Hospitals and healthcare systems have also received billions in loans from the Medicare program as part of the federal relief effort, and many providers must repay the loans this year, Bayman noted.

“Our overarching belief is that activity is going to accelerate and the pandemic is the underlying accelerant,” Bayman said. “You’re not going to have the artificial support that kept everyone up over the last two years.”

More healthcare organizations will begin asking hard questions about the markets they’re serving, Singh said.

“All health systems in multiple geographies are going to be very focused on where they believe they can meet the objectives they have in the markets they are in, and ask probing questions of: Are we going to be a leading provider of care?” Singh said.

Making the right moves

Healthcare organizations who are weighing mergers need to consider a number of factors, including what they want to get out of a partnership.

When talking with clients, Bayman said he asks, “What’s the rationale? What do you want out of it?”

Bayman cited McLaren Health Care’s acquisition of St. Luke’s Hospital just outside Toledo, Ohio, a deal that was finalized in 2020, as a partnership that made sense. The merger offered more cancer care options to the Toledo market.

As healthcare organizations consider their options, Singh predicted providers would engage in bold strategies to enter new markets or expand in other markers.

He also predicted some providers could employ bold exit strategies in certain markets.

Some healthcare organizations showed the willingness to concentrate on markets where they can grow and the willingness to leave certain markets where they didn't have a dominant presence.

Last fall, HCA Healthcare agreed to buy Steward Health Care’s five hospitals in Utah, citing the opportunity to expand in a state with a rising population. At the same time, HCA also sold four hospitals in Georgia to Piedmont Healthcare, where Bayman noted other providers had a greater presence. “HCA is a very well-run organization and they’re focused on growth,” Bayman said.

Steward Health Care also purchased five Florida hospitals and physician practices from Tenet Healthcare. With the move, Steward now operates 10 hospitals in the Sunshine State.

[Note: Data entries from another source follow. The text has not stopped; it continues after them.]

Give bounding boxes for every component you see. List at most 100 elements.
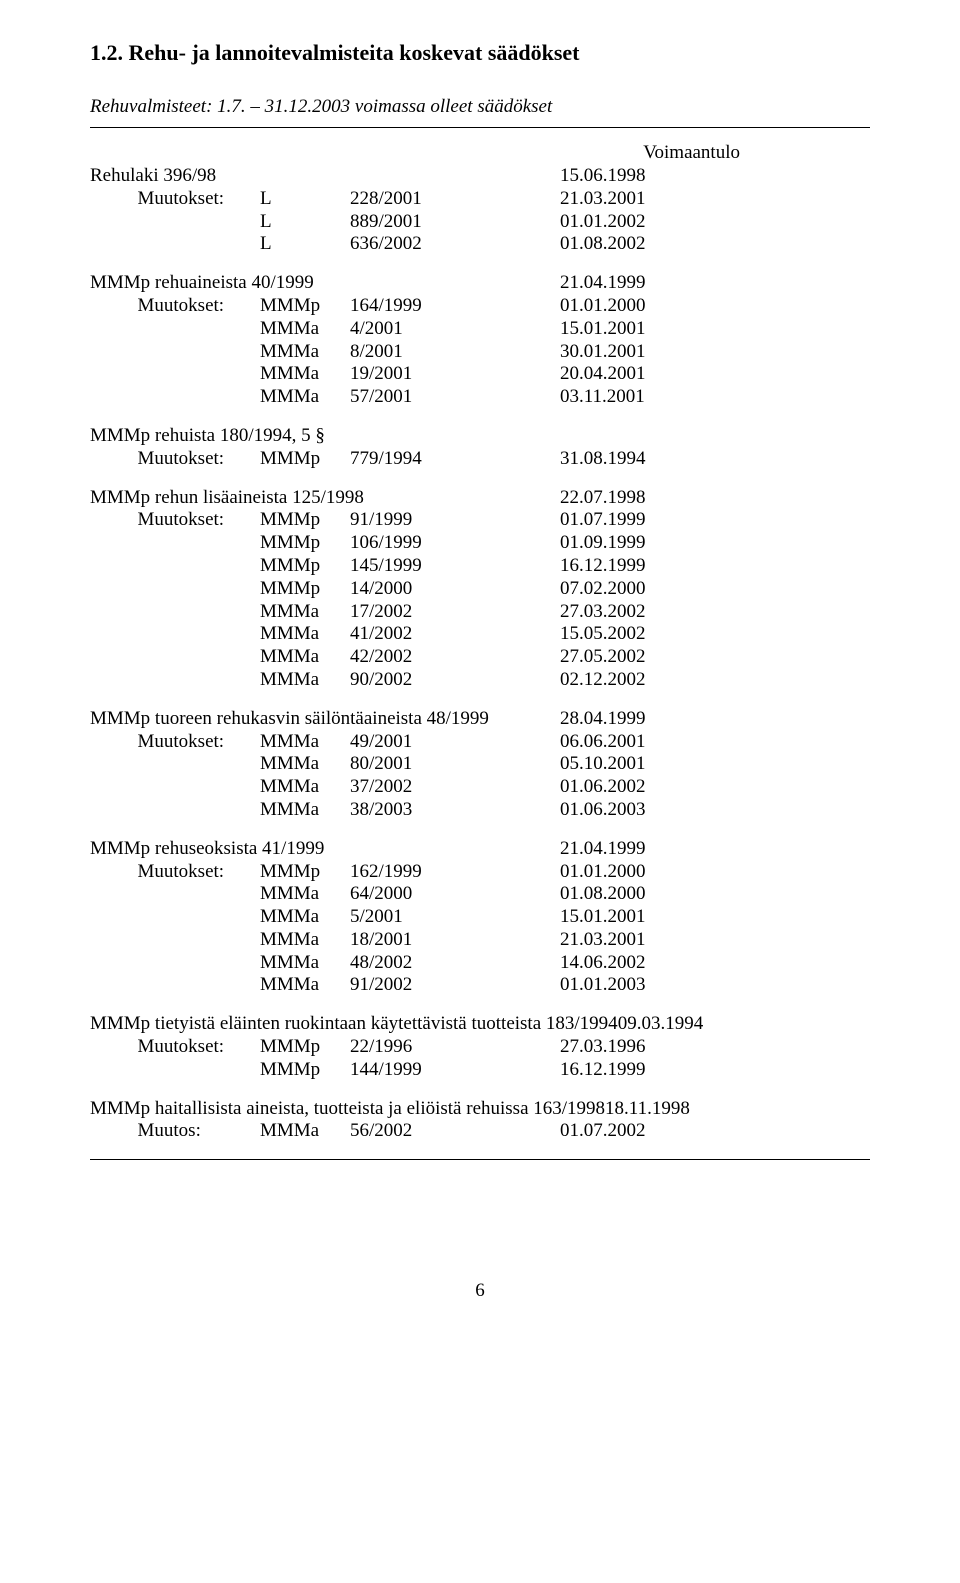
amendment-mid: MMMa17/2002 (260, 601, 560, 624)
amendment-date: 01.01.2000 (560, 861, 660, 884)
amendment-mid: MMMa57/2001 (260, 386, 560, 409)
amendment-date: 01.06.2003 (560, 799, 660, 822)
amendment-row: MMMa91/200201.01.2003 (90, 974, 870, 997)
muutokset-label (90, 906, 260, 929)
amendment-date: 01.07.1999 (560, 509, 660, 532)
muutokset-label: Muutokset: (90, 1036, 260, 1059)
amendment-row: Muutos:MMMa56/200201.07.2002 (90, 1120, 870, 1143)
amendment-row: MMMa80/200105.10.2001 (90, 753, 870, 776)
amendment-mid: MMMa41/2002 (260, 623, 560, 646)
amendment-number: 636/2002 (350, 233, 560, 256)
amendment-row: MMMa42/200227.05.2002 (90, 646, 870, 669)
amendment-row: MMMa19/200120.04.2001 (90, 363, 870, 386)
amendment-type: L (260, 188, 350, 211)
amendment-type: MMMa (260, 646, 350, 669)
muutokset-label (90, 776, 260, 799)
amendment-date: 15.05.2002 (560, 623, 660, 646)
amendment-mid: MMMa5/2001 (260, 906, 560, 929)
muutokset-label (90, 974, 260, 997)
amendment-type: MMMa (260, 601, 350, 624)
muutokset-label (90, 601, 260, 624)
muutokset-label (90, 623, 260, 646)
amendment-number: 14/2000 (350, 578, 560, 601)
amendment-mid: MMMp22/1996 (260, 1036, 560, 1059)
amendment-type: MMMa (260, 883, 350, 906)
muutokset-label (90, 952, 260, 975)
regulation-title-date: 22.07.1998 (560, 487, 660, 510)
amendment-row: MMMp144/199916.12.1999 (90, 1059, 870, 1082)
muutokset-label (90, 386, 260, 409)
amendment-mid: L228/2001 (260, 188, 560, 211)
amendment-date: 03.11.2001 (560, 386, 660, 409)
amendment-date: 01.01.2003 (560, 974, 660, 997)
amendment-number: 228/2001 (350, 188, 560, 211)
amendment-date: 16.12.1999 (560, 1059, 660, 1082)
amendment-number: 49/2001 (350, 731, 560, 754)
amendment-number: 57/2001 (350, 386, 560, 409)
muutokset-label (90, 341, 260, 364)
amendment-number: 38/2003 (350, 799, 560, 822)
regulation-title: MMMp tietyistä eläinten ruokintaan käyte… (90, 1013, 618, 1036)
amendment-row: Muutokset:MMMp164/199901.01.2000 (90, 295, 870, 318)
muutokset-label (90, 669, 260, 692)
amendment-date: 15.01.2001 (560, 906, 660, 929)
amendment-type: MMMa (260, 341, 350, 364)
amendment-type: MMMa (260, 623, 350, 646)
amendment-number: 164/1999 (350, 295, 560, 318)
amendment-row: Muutokset:L228/200121.03.2001 (90, 188, 870, 211)
page-number: 6 (90, 1280, 870, 1303)
amendment-date: 27.05.2002 (560, 646, 660, 669)
regulation-title-row: MMMp tietyistä eläinten ruokintaan käyte… (90, 1013, 870, 1036)
amendment-mid: MMMa64/2000 (260, 883, 560, 906)
regulation-section: MMMp rehun lisäaineista 125/199822.07.19… (90, 487, 870, 692)
bottom-rule (90, 1159, 870, 1160)
amendment-mid: L889/2001 (260, 211, 560, 234)
amendment-date: 21.03.2001 (560, 188, 660, 211)
amendment-date: 05.10.2001 (560, 753, 660, 776)
amendment-type: MMMa (260, 669, 350, 692)
amendment-number: 19/2001 (350, 363, 560, 386)
muutokset-label (90, 318, 260, 341)
amendment-date: 27.03.1996 (560, 1036, 660, 1059)
amendment-date: 27.03.2002 (560, 601, 660, 624)
regulation-title-date: 09.03.1994 (618, 1013, 718, 1036)
amendment-mid: MMMa91/2002 (260, 974, 560, 997)
amendment-row: MMMa37/200201.06.2002 (90, 776, 870, 799)
amendment-number: 17/2002 (350, 601, 560, 624)
amendment-row: MMMa18/200121.03.2001 (90, 929, 870, 952)
amendment-mid: MMMa49/2001 (260, 731, 560, 754)
amendment-row: MMMa38/200301.06.2003 (90, 799, 870, 822)
regulation-title-date: 15.06.1998 (560, 165, 660, 188)
amendment-number: 80/2001 (350, 753, 560, 776)
amendment-mid: MMMp145/1999 (260, 555, 560, 578)
regulation-title-row: MMMp rehuaineista 40/199921.04.1999 (90, 272, 870, 295)
amendment-number: 91/1999 (350, 509, 560, 532)
amendment-row: MMMa5/200115.01.2001 (90, 906, 870, 929)
amendment-date: 15.01.2001 (560, 318, 660, 341)
amendment-mid: MMMa48/2002 (260, 952, 560, 975)
amendment-number: 779/1994 (350, 448, 560, 471)
amendment-row: Muutokset:MMMp91/199901.07.1999 (90, 509, 870, 532)
amendment-date: 31.08.1994 (560, 448, 660, 471)
regulation-section: MMMp rehuista 180/1994, 5 § Muutokset:MM… (90, 425, 870, 471)
amendment-type: MMMp (260, 448, 350, 471)
amendment-type: MMMp (260, 578, 350, 601)
amendment-type: MMMp (260, 861, 350, 884)
amendment-date: 01.08.2000 (560, 883, 660, 906)
amendment-number: 4/2001 (350, 318, 560, 341)
amendment-mid: MMMa90/2002 (260, 669, 560, 692)
regulation-title: Rehulaki 396/98 (90, 165, 560, 188)
amendment-date: 21.03.2001 (560, 929, 660, 952)
amendment-date: 20.04.2001 (560, 363, 660, 386)
amendment-row: MMMa17/200227.03.2002 (90, 601, 870, 624)
muutokset-label: Muutokset: (90, 295, 260, 318)
regulation-section: MMMp tietyistä eläinten ruokintaan käyte… (90, 1013, 870, 1081)
regulation-title-date: 18.11.1998 (605, 1098, 705, 1121)
regulation-title-date: 21.04.1999 (560, 838, 660, 861)
amendment-mid: L636/2002 (260, 233, 560, 256)
amendment-row: MMMa8/200130.01.2001 (90, 341, 870, 364)
amendment-date: 01.08.2002 (560, 233, 660, 256)
regulation-title-row: MMMp haitallisista aineista, tuotteista … (90, 1098, 870, 1121)
amendment-number: 90/2002 (350, 669, 560, 692)
muutokset-label: Muutokset: (90, 448, 260, 471)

Consumers could spur hospitals to consider more mergers and partnerships. Increasingly, consumers are showing they want the same convenience in healthcare they can get in other services. Patients are also showing they are willing to go elsewhere if healthcare organizations don’t offer what they want.

“It’s not that these choices didn’t exist before but there’s more access now,” Singh said.

Even with the challenging landscape, healthcare organizations have tremendous opportunities to serve their patients in different ways. For some systems, merging with other providers will make sense.

“In many communities, the hospital is seen as the provider of care,” Singh said. “To hold that position in the community mind will require careful and thoughtful alignment strategies at an increasing pace.”